Synthetic Lethal Screens Reveal Co-Targeting FAK and MEK as a Multimodal Precision Therapy for GNAQ-Driven Uveal Melanoma.
2021
Purpose Uveal melanoma (UM) is the most common eye cancer in adults. Approximately 50% of UM patients develop metastatic UM (mUM) in the liver, even after successful treatment of the primary lesions. mUM is refractory to current chemo- and immune-therapies, and most mUM patients die within a year. UM is characterized by gain-of-function mutations in GNAQ/GNA11, encoding Gαq proteins.
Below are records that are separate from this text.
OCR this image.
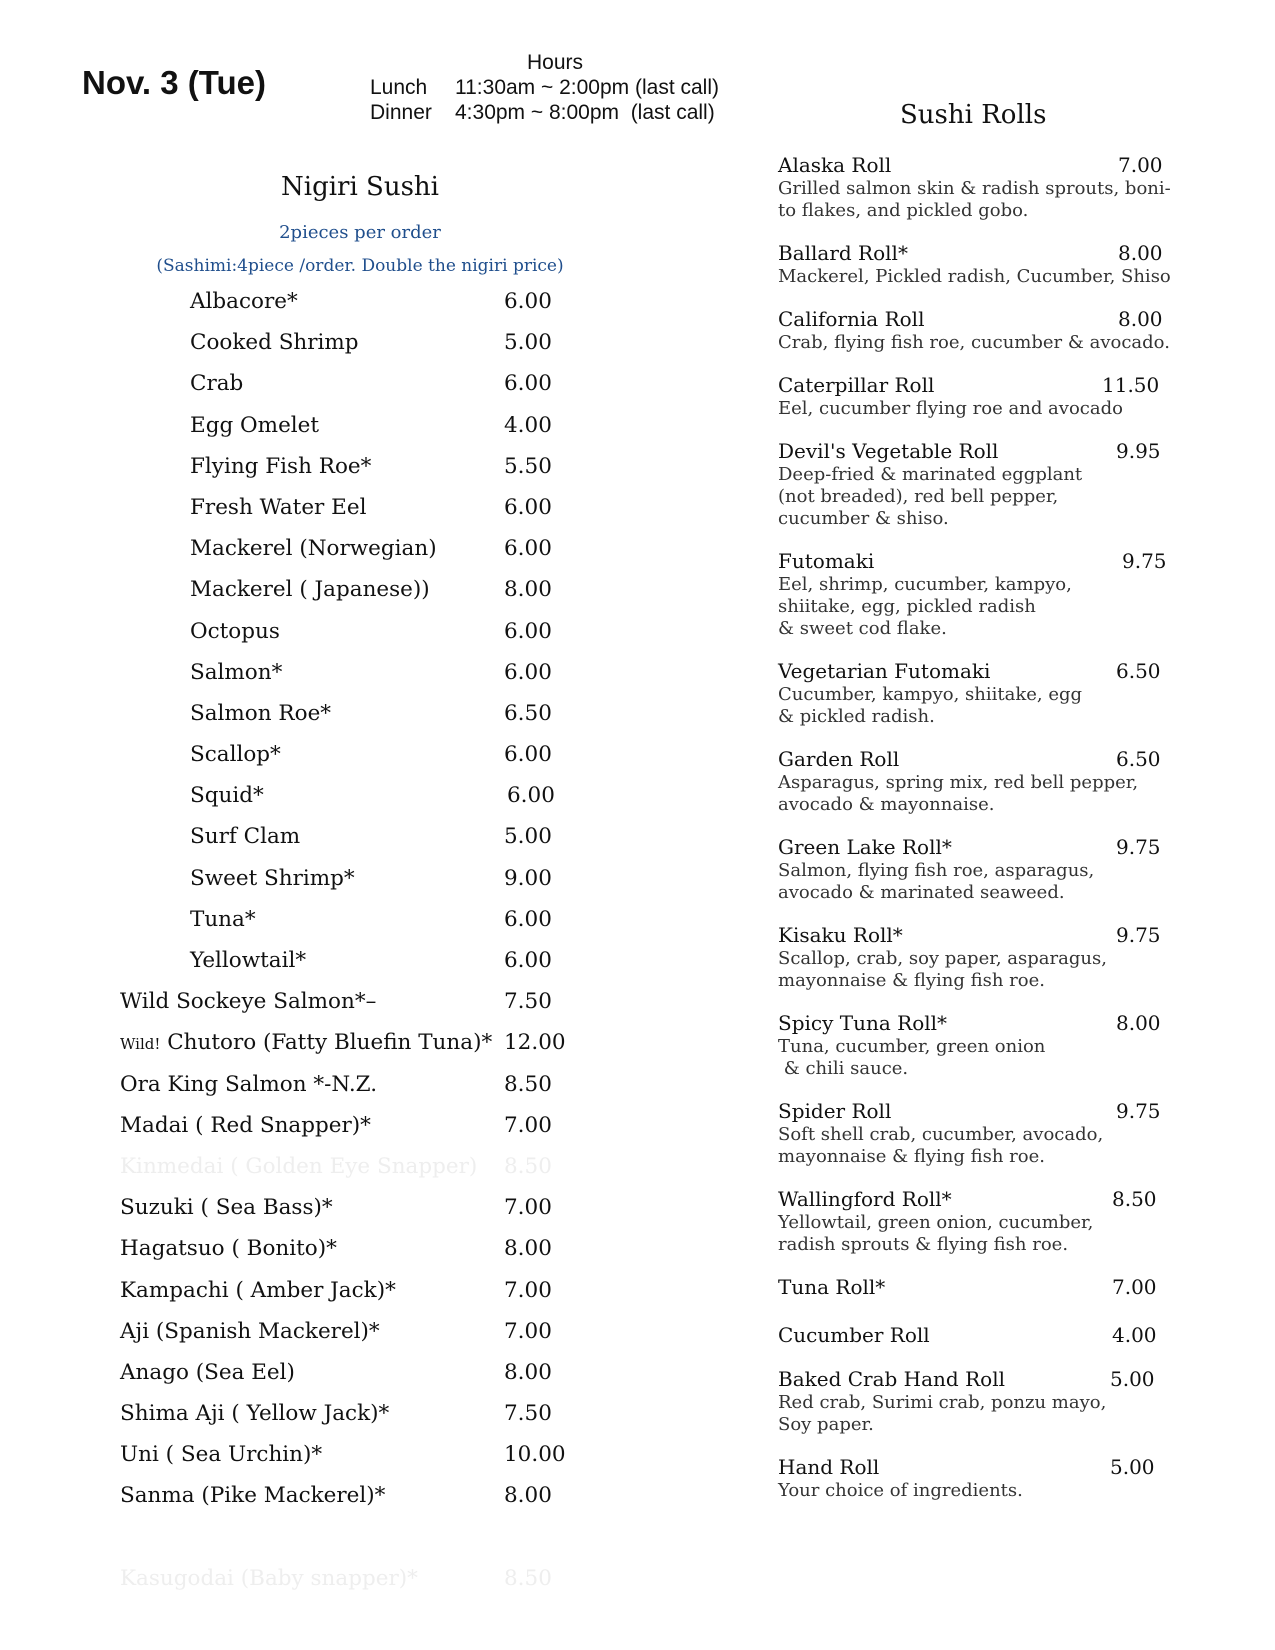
Nov. 3 (Tue)
Hours
Lunch	11:30am ~ 2:00pm (last call)
Dinner	4:30pm ~ 8:00pm  (last call)
Nigiri Sushi
2pieces per order
(Sashimi:4piece /order. Double the nigiri price)
Albacore*	6.00
Cooked Shrimp	5.00
Crab	6.00
Egg Omelet	4.00
Flying Fish Roe*	5.50
Fresh Water Eel	6.00
Mackerel (Norwegian)	6.00
Mackerel ( Japanese))	8.00
Octopus	6.00
Salmon*	6.00
Salmon Roe*	6.50
Scallop*	6.00
Squid*	6.00
Surf Clam	5.00
Sweet Shrimp*	9.00
Tuna*	6.00
Yellowtail*	6.00
Wild Sockeye Salmon*–	7.50
Wild! Chutoro (Fatty Bluefin Tuna)* 12.00
Ora King Salmon *-N.Z.	8.50
Madai ( Red Snapper)*	7.00
Kinmedai ( Golden Eye Snapper) 8.50
Suzuki ( Sea Bass)*	7.00
Hagatsuo ( Bonito)*	8.00
Kampachi ( Amber Jack)*	7.00
Aji (Spanish Mackerel)*	7.00
Anago (Sea Eel)	8.00
Shima Aji ( Yellow Jack)*	7.50
Uni ( Sea Urchin)*	10.00
Sanma (Pike Mackerel)*	8.00
Kasugodai (Baby snapper)*	8.50
Sushi Rolls
Alaska Roll	7.00
Grilled salmon skin & radish sprouts, boni-
to flakes, and pickled gobo.
Ballard Roll*	8.00
Mackerel, Pickled radish, Cucumber, Shiso
California Roll	8.00
Crab, flying fish roe, cucumber & avocado.
Caterpillar Roll	11.50
Eel, cucumber flying roe and avocado
Devil's Vegetable Roll	9.95
Deep-fried & marinated eggplant
(not breaded), red bell pepper,
cucumber & shiso.
Futomaki	9.75
Eel, shrimp, cucumber, kampyo,
shiitake, egg, pickled radish
& sweet cod flake.
Vegetarian Futomaki	6.50
Cucumber, kampyo, shiitake, egg
& pickled radish.
Garden Roll	6.50
Asparagus, spring mix, red bell pepper,
avocado & mayonnaise.
Green Lake Roll*	9.75
Salmon, flying fish roe, asparagus,
avocado & marinated seaweed.
Kisaku Roll*	9.75
Scallop, crab, soy paper, asparagus,
mayonnaise & flying fish roe.
Spicy Tuna Roll*	8.00
Tuna, cucumber, green onion
& chili sauce.
Spider Roll	9.75
Soft shell crab, cucumber, avocado,
mayonnaise & flying fish roe.
Wallingford Roll*	8.50
Yellowtail, green onion, cucumber,
radish sprouts & flying fish roe.
Tuna Roll*	7.00
Cucumber Roll	4.00
Baked Crab Hand Roll	5.00
Red crab, Surimi crab, ponzu mayo,
Soy paper.
Hand Roll	5.00
Your choice of ingredients.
We have recently shown that the Gαq-oncogenic signaling circuitry involves a non-canonical pathway distinct from the classical activation of PLCβ and MEK-ERK. GNAQ promotes the activation of YAP1, a key oncogenic driver, through focal adhesion kinase (FAK), thereby identifying FAK as a druggable signaling hub downstream from GNAQ However, targeted therapies often activate compensatory resistance mechanisms leading to cancer relapse and treatment failure. Experimental design We performed a kinome-wide CRISPR-Cas9 sgRNA screen to identify synthetic lethal gene interactions that can be exploited therapeutically. Candidate adaptive resistance mechanisms were investigated by co-targeting strategies in UM and mUM in vitro and in vivo experimental systems. Results sgRNAs targeting the PKC and MEK-ERK signaling pathways were significantly depleted after FAK inhibition, with ERK activation representing a predominant resistance mechanism. Pharmacological inhibition of MEK and FAK showed remarkable synergistic growth-inhibitory effects in UM cells and exerted cytotoxic effects leading to tumor collapse in UM xenograft and liver mUM models in vivo. Conclusions: Coupling the unique genetic landscape of UM with the power of unbiased genetic screens, our studies reveal that FAK and MEK-ERK co-targeting may provide a new network-based precision therapeutic strategy for mUM treatment.